By repeating the above-mentioned processing for each scanning line, the outer circumference information of each cross section is obtained, and the processed cross section is shifted to obtain the outer circumference information of the entire specimen. And
When the change in brightness in the target cross section is no longer detected, the shift from the first cross section is made in the opposite direction.

According to such a modification, it is possible to reduce the total number of line scans until the entire sample shape is obtained.

[0031]

As described above in detail, according to the present invention, three-dimensional information of a specimen can be obtained before observing the specimen slice image, and the operation efficiency in obtaining the specimen image is significantly improved.

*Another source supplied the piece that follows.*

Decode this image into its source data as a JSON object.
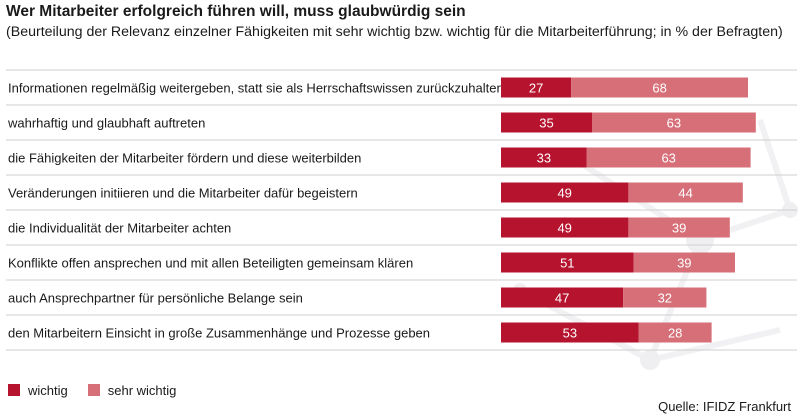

A scanning laser microscope capable of being provided can be provided.

[Brief description of drawings]

FIG. 1 is a schematic configuration diagram of a scanning laser microscope according to an embodiment of the present invention.

FIG. 2 is a diagram illustrating the operation of the embodiment.

FIG. 3 is a perspective view showing a sample shape whose contour has been detected.

FIG. 4 is an operation explanatory diagram of a modified example of the embodiment.

FIG. 5 is a configuration diagram of a conventional scanning laser microscope.

[Explanation of symbols]

20 ... Laser light source, 21 ... Dichroic mirror, 22
... Acousto-optic polarization element, 23 ... Objectives, 24 ... Specimen, 2
5 ... Piezoelectric element, 26 ... Confocal pinhole, 27 ... Photodetector, 28 ... Controller, 29 ... Display device.

Claims (1)

[Claims] 1. The light from a light source is condensed on a sample by an objective lens to form a beam spot on the sample, and the acousto-optical polarization element arranged on an optical path between the light source and the objective lens is used to form the beam spot. 2 beam spots on the specimen
In a scanning laser microscope that performs two-dimensional scanning, converts the light reflected or transmitted from the sample by this scanning into an electric signal, and forms a sample image from the electric signal, a piezoelectric element for adjusting the focal position of the objective lens. An element, a means for detecting the contour of a cross-sectional image of the sample based on a luminance value, and a means for constructing a stereoscopic image of the sample from the contour data of a plurality of cross-sectional images obtained by this means. Characteristic scanning laser microscope.